Addressing social and environmental challenges together

Bioeconomies must be developed in a way that achieves measurable benefits for biodiversity and for communities that live and work on the land, as well as the climate. Accelerating the uptake of bio-based products to meet the urgency of climate action must not be done at the risk of causing adverse outcomes.

Achieving a balance between demands on land for nature, materials, food production and energy will require increasingly ambitious action as pressures on land intensify. Determining the optimal balance is not a simple matter, and careful assessment of potential trade-offs is needed. Without careful policy guardrails, this could lead to unintended disruptions to ecosystem health and biodiversity and could harm the livelihoods of farmers and agricultural workers.

The implementation of nature-based solutions is an important way to tackle social and environmental challenges together. To date, a lack of financial or policy incentives has meant that investment in nature-based solutions has been significantly lower than is needed to really start addressing the global scale of the biodiversity and climate crises.  The bioeconomy could help to address this by providing greater cashflow certainty for nature-based solutions and improving the investment prospects for projects.

The need for regional approaches

There is no one approach to scaling and managing bioeconomies – instead, bioeconomy strategies must differ depending on local political, economic and environmental contexts.

Strategies vary between countries, but three broad areas of focus have emerged globally: bioresource, biotechnology and bioecology. 11 Bioeconomy strategies may seek to implement policies or support innovation and investment across each of these areas. And pursuing policy development within one area does not preclude countries also supporting other areas at the same time. For example, a country could announce R&D on biotechnology while also supporting the creation of markets for biodiversity credits.

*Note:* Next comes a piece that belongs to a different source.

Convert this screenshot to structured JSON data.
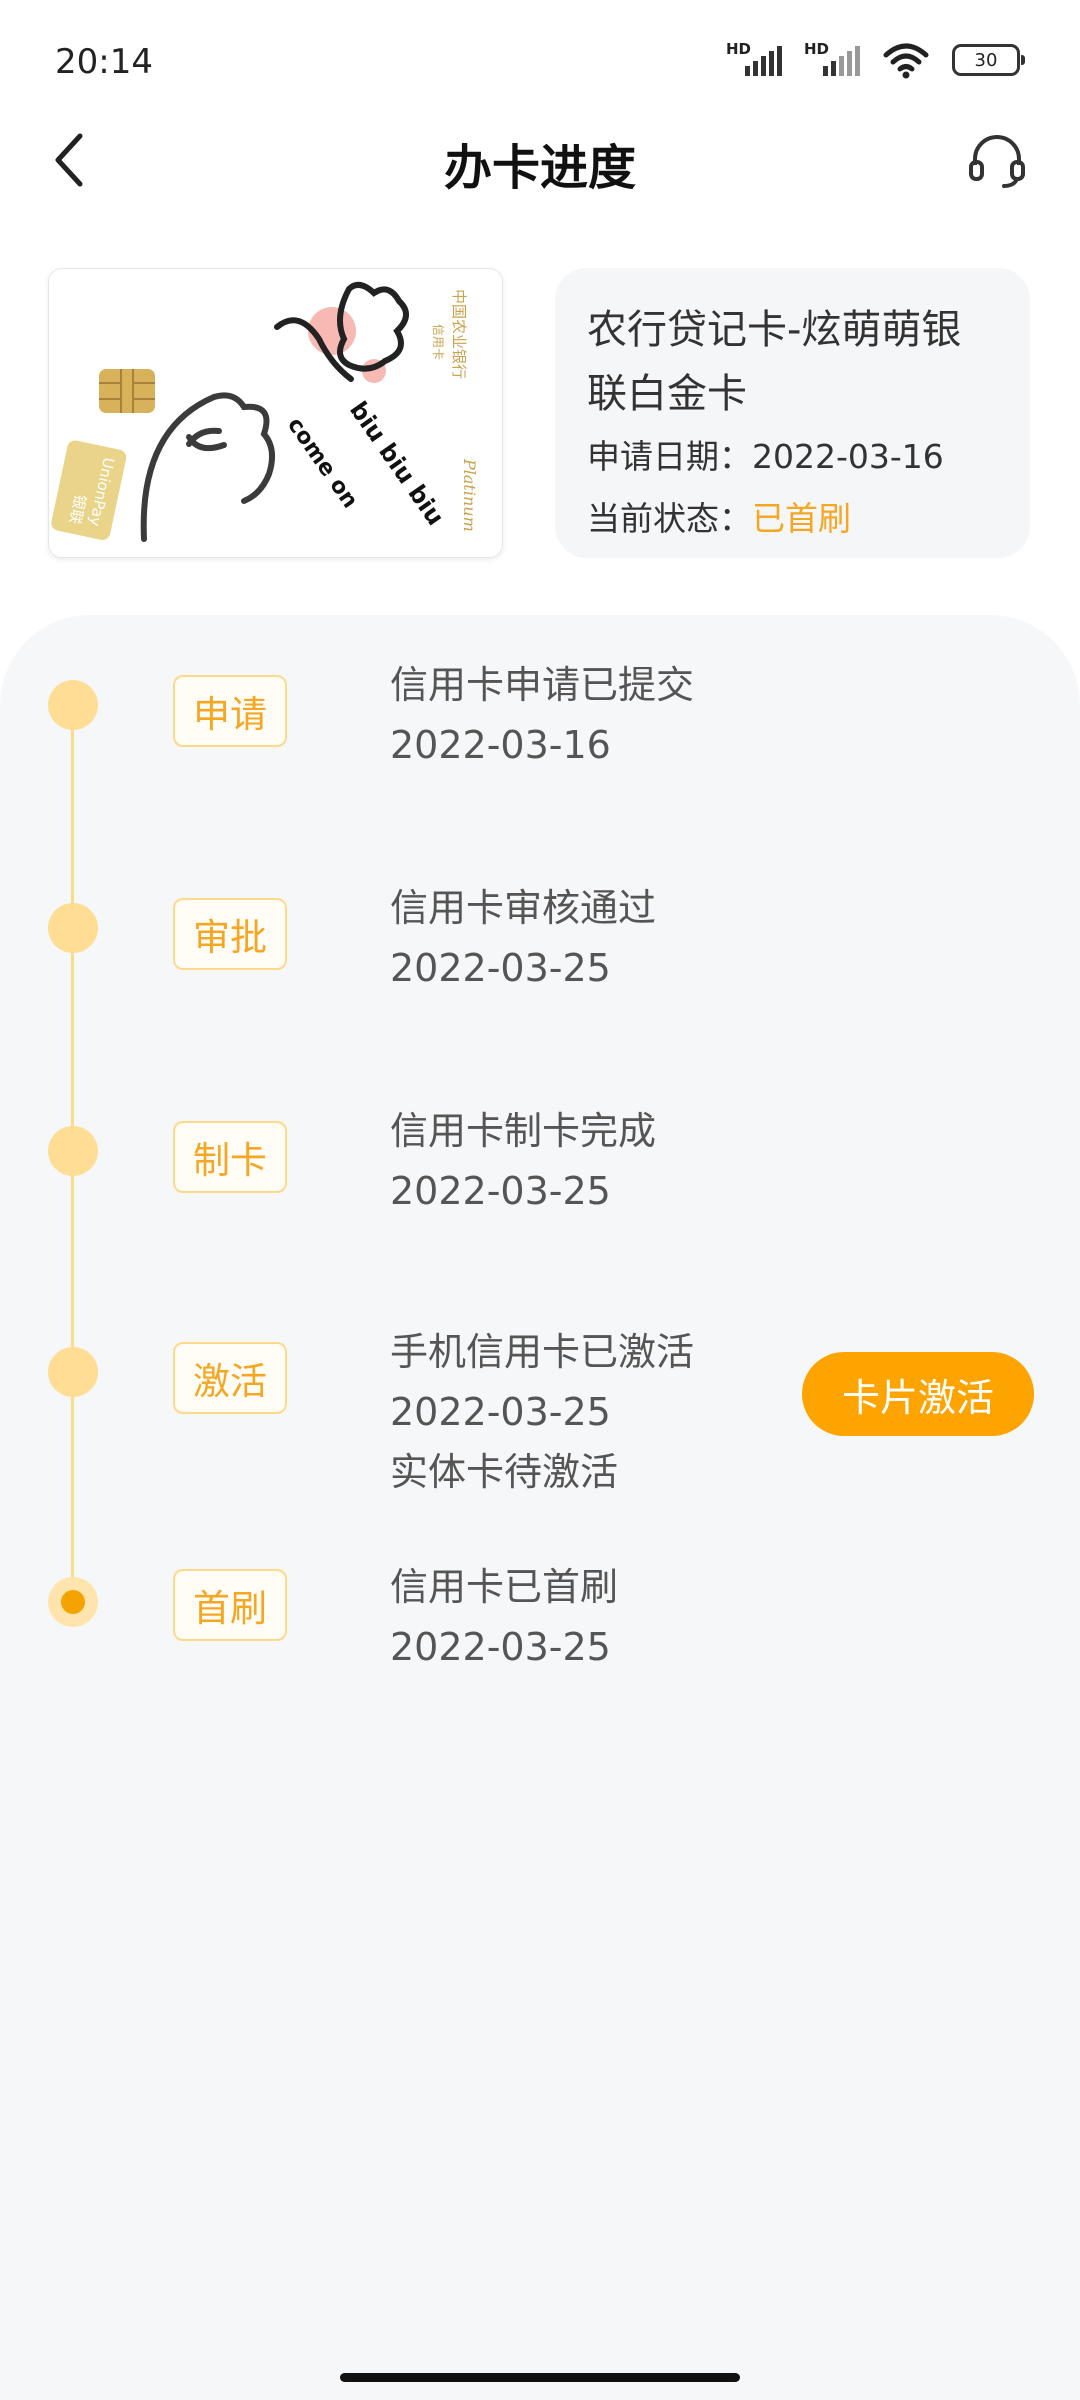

The development of the bioeconomy must be regionally appropriate. It must reflect the needs of local communities, the environment and workers, as well as working with existing resources such as land and industrial processing capabilities. Even within geographically confined areas, multiple approaches to the bioeconomy can co-exist. For example, the Amazon Concertation, a network of leaders formed in 2020 to create solutions for the conservation and sustainable development of the Amazon region, has highlighted three different bioeconomy approaches at play within the Amazon rainforest basin: socially-focused, to forest stewardship-based and commodity-based. 12

While locally adapted approaches should be encouraged, policymakers also need to consider the international ramifications of restructuring inputs into global supply chains. There are potentially large trade and resource security implications of switching to a bioeconomy model, especially when material extraction is currently concentrated in a small number of countries. The International Resource Panel estimate that 68 per cent of global extraction takes place in only 10 countries. 13

Navigating complexity in the bioeconomy

There is growing momentum around bioeconomy strategies and policy development, but to date, many bioeconomy strategies are missing key elements. The perceived environmental or resource security benefits of switching to bio-based resources as they become economically competitive with fossil-fuel based goods has meant that decision-makers in both business and policy have embedded the bioeconomy into their strategic decisions. Over 50 countries across all continents have developed bioeconomy or bioeconomy-relevant strategies, while regional blocs in the EU, Nordic region and East Africa are promoting an international approach to bioeconomy development. 14 But most of these initiatives currently lack detail on how actions are integrated with new circular business models or their potential impacts on international trade. 

Careful navigation will be needed to steer the bioeconomy transformation. Tensions are present around how to maximize the environmental, economic and social benefits and minimize any potential negative outcomes or trade-offs. For example, bioplastics production could increase competition for different land uses and potentially have a negative effect on biodiversity.15

Clarity is now needed over the types of policy and investment pathways that are consistent with the development of bioeconomies that address a complex array of environmental, economic or social risks.  The scale of the transition works both to amplify the potential benefits and to compound the possible risks. All the more care is needed because business-as-usual trends in resource consumption currently point upwards. This underlines the importance of calls to embed circular practices into bioeconomy business models – removing the need to meet demand for resources with more extraction.  

A systemic approach needs to be taken when developing bioeconomy policies. Supply-side and demand-side measures need to be balanced across different sectors, including food, energy and materials. There are multiple interconnections between these sectors, for example new innovations in the bioeconomy may require new material inputs, may be energy intensive, or may increase competition for land, resulting in land degradation and dispossession. But there are also many potential positive synergies, such as use of by-products and also opportunities to align regulatory and market incentives to enable uptake across multiple sectors at once. 16

To help manage these complexities, trusted platforms are needed for multi-stakeholder coordination among policymakers, the private sector and civil society. These are especially needed within and between those countries that are most likely to be at the forefront of the bioeconomy transition, including major consumers and producers of bio-based products.

Above all, policymakers must remember that the bioeconomy is not an end in itself, but a means to address some of largest environmental and social issues of our time.